A pragmatic natriuresis-guided diuretic approach in patients with acute heart failure significantly increases 24-hour natriuresis without impacting all-cause mortality or heart failure rehospitalization, according to late breaking research presented in a Hot Line session today at ESC Congress 2023.
The PUSH-AHF trial provides the first randomized evidence supporting the natriuresis-guided treatment approach advised in the ESC heart failure guidelines.”
Dr. Jozine ter Maaten, Principal Investigator, University Medical Centre Groningen
Hospitalization for acute heart failure is predominantly due to signs and symptoms of congestion, such as breathlessness, edema and fatigue. The primary goal is to get rid of the excess fluid, and the main treatment for this is loop diuretic therapy. However, a large number of patients have an insufficient response to diuretics, which is associated with residual congestion and an increased risk of mortality and heart failure rehospitalization. In current practice, it is difficult to adequately and reliably monitor response to diuretics. Surrogate measures such as weight loss and net fluid output are typically used, but these are often unreliable and require waiting at least 24 hours after the start of diuretics for the first assessment. ESC guidelines recommend early and repeated assessment of spot urinary sodium in patients with acute heart failure to guide diuretic treatment, but to date there are limited, non-randomized data showing the usefulness of this approach.

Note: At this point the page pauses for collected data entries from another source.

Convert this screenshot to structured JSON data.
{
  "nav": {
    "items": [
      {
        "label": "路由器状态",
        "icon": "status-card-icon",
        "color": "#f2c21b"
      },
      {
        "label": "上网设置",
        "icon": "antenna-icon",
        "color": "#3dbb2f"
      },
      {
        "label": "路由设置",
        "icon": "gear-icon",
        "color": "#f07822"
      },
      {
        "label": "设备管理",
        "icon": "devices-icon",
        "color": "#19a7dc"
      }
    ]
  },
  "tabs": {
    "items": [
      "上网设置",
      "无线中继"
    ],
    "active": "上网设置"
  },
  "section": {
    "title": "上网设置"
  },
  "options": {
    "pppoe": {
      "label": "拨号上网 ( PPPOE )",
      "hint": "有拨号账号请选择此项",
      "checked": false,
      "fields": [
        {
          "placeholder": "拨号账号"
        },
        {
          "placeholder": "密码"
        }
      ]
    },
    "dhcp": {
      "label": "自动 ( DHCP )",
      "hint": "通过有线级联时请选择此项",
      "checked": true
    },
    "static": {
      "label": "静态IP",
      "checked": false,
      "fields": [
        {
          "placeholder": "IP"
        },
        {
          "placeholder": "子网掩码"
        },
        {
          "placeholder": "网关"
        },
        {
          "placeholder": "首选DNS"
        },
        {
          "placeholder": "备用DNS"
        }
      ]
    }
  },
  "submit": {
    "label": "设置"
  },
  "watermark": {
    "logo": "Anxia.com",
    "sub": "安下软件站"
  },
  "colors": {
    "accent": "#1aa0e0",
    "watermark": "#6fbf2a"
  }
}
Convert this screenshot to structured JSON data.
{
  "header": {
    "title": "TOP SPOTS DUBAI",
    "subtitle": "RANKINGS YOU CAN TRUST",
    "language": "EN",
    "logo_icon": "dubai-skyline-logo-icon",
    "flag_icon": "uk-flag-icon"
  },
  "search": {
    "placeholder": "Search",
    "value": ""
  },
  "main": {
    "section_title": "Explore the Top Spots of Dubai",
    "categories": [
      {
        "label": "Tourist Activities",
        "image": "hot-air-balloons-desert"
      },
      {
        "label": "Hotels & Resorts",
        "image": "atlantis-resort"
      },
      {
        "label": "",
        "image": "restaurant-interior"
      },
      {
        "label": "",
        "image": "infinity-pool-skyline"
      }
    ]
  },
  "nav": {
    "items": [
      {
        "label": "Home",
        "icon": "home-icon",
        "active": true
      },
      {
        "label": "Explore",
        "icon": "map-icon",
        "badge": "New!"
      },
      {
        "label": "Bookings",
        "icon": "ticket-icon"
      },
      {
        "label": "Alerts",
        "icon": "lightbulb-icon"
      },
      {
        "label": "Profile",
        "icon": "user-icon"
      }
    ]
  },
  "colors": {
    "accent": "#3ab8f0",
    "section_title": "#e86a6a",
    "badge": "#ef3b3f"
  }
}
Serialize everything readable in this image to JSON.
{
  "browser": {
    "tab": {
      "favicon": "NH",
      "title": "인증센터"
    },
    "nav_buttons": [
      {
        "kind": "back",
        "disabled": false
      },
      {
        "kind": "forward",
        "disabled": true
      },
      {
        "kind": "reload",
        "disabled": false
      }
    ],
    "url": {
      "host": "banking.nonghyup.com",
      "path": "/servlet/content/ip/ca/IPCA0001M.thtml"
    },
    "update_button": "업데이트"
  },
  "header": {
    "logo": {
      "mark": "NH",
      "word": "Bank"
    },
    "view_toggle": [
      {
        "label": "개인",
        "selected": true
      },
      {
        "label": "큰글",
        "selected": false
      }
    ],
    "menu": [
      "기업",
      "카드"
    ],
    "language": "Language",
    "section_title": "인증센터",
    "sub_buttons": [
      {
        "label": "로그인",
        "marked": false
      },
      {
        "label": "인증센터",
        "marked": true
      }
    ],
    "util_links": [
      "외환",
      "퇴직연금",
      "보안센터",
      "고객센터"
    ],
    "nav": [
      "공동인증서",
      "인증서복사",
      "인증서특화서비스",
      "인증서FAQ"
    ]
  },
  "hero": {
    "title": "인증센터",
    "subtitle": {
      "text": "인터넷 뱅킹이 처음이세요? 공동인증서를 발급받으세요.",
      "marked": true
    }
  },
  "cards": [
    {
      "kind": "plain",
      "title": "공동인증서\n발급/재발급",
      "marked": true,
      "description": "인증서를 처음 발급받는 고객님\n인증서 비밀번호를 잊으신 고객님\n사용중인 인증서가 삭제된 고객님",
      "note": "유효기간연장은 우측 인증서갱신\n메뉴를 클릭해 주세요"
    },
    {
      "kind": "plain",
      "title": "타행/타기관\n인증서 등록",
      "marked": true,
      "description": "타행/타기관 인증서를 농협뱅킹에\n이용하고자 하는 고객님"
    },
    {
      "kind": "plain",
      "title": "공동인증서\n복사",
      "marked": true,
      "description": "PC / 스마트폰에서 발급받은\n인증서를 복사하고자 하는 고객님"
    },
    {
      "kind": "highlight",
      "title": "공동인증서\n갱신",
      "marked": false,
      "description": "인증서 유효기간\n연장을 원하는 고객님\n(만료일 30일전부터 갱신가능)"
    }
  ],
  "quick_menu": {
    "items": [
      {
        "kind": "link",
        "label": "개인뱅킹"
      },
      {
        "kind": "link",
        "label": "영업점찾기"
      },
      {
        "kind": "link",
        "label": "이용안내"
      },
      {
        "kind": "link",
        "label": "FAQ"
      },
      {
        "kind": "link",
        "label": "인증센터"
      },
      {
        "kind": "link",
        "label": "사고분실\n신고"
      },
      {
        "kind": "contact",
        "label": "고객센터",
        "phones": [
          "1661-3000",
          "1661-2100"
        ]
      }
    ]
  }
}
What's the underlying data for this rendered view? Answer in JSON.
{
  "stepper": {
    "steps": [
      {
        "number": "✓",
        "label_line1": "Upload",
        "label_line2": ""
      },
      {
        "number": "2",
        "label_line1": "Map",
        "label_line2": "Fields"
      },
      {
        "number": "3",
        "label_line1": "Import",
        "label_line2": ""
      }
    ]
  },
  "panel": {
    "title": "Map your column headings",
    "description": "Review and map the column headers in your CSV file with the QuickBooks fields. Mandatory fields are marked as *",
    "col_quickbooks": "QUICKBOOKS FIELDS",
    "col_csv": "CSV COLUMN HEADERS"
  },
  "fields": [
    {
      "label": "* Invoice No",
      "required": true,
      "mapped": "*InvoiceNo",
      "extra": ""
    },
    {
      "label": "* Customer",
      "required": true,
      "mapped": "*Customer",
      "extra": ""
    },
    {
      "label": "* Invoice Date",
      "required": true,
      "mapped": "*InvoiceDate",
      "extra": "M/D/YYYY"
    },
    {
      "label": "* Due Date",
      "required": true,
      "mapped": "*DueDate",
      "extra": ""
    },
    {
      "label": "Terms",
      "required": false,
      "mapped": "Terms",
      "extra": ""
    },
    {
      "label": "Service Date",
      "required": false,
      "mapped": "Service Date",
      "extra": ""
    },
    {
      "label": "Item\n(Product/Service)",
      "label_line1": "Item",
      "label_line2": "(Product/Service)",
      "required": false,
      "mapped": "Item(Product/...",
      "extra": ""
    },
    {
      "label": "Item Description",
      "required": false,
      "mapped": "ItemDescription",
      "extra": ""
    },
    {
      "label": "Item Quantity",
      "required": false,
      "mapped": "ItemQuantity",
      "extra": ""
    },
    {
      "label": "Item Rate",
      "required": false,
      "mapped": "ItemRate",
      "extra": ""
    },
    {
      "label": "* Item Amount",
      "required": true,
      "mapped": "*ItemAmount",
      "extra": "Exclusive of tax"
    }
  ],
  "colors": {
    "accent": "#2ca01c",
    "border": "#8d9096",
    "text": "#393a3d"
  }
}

The PUSH-AHF trial investigated the effectiveness of natriuresis-guided diuretic therapy on natriuresis and clinical outcomes in patients with acute heart failure and provides the first randomized data on this proposed personalized treatment approach. Adult patients presenting with acute heart failure requiring treatment with intravenous loop diuretics were enrolled. The inclusion and exclusion criteria were intentionally broad to enroll a contemporary, representative, all-comer acute heart failure population.
Patients were randomized in a 1:1 ratio to natriuresis-guided diuretic therapy or standard of care using electronic health records. In the natriuresis-guided group, spot urinary sodium was determined at 2, 6, 12, 18, 24 and 36 hours after starting intravenous loop diuretics. Diuretic therapy was consequently intensified using a prespecified stepwise approach if response was insufficient (spot urinary sodium below 70 mmol and/or diuresis below 150 ml/hour). Physicians were blinded to urinary sodium levels in the standard of care arm to prevent cross-over between treatment arms.
The study had two primary endpoints and p<0.025 for each was considered statistically significant: 1) 24-hour natriuresis, and 2) a combined endpoint of time to all-cause mortality or heart failure rehospitalization at 180 days.
A total of 310 patients were enrolled from the University Medical Centre Groningen, the Netherlands. The median age of the patients was 74 years and 45% were women. Natriuresis during the first 24 hours was significantly higher in the natriuresis-guided versus standard-of-care group (409±178 vs. 345±202 mmol, respectively; p=0.0061). The combined endpoint of time to all-cause mortality or first heart failure rehospitalization at 180 days occurred in 46 patients (31%) in the natriuresis-guided group and in 50 patients (31%) in the standard-of-care group with no significant difference between groups (hazard ratio: 0.92; 95% confidence interval 0.62-1.38; p=0.6980).
Regarding secondary endpoints, natriuresis guided therapy resulted in increased 48-hour natriuresis (653±249 vs. 575±290 mmol; p=0.0241), 24-hour diuresis (3,900 [interquartile range (IQR) 3,200-4,945] vs. 3,330 [IQR 2,510-4,500] mL; p=0.0053), as well as 48-hour diuresis (6,655 [IQR 5,401-7,824] vs. 5915 [IQR 4,600-7,400] mL; p=0.0140). The length of hospital stay was not significantly different in the natriuresis-guided group (6 [IQR 5-9] days) versus the standard of care group (7 [IQR 5-10 days]; p=0.1436).
Natriuresis-guided therapy had a similar safety profile to standard of care and there was no difference in prespecified renal safety endpoints or worsening renal function.
Dr. ter Maaten said: “The results confirm the hypothesis that early, repeated assessment of urinary sodium and subsequent adjustments to diuretic treatment lead to better response. Although 180-day clinical outcome was not affected in this relatively small sample size, the strategy was safe and did not result in significant renal or electrolyte perturbations compared with standard of care. Clinicians should consider natriuresis guided diuretic therapy as a first step to a personalized treatment approach in patients with acute heart failure to improve decongestion.”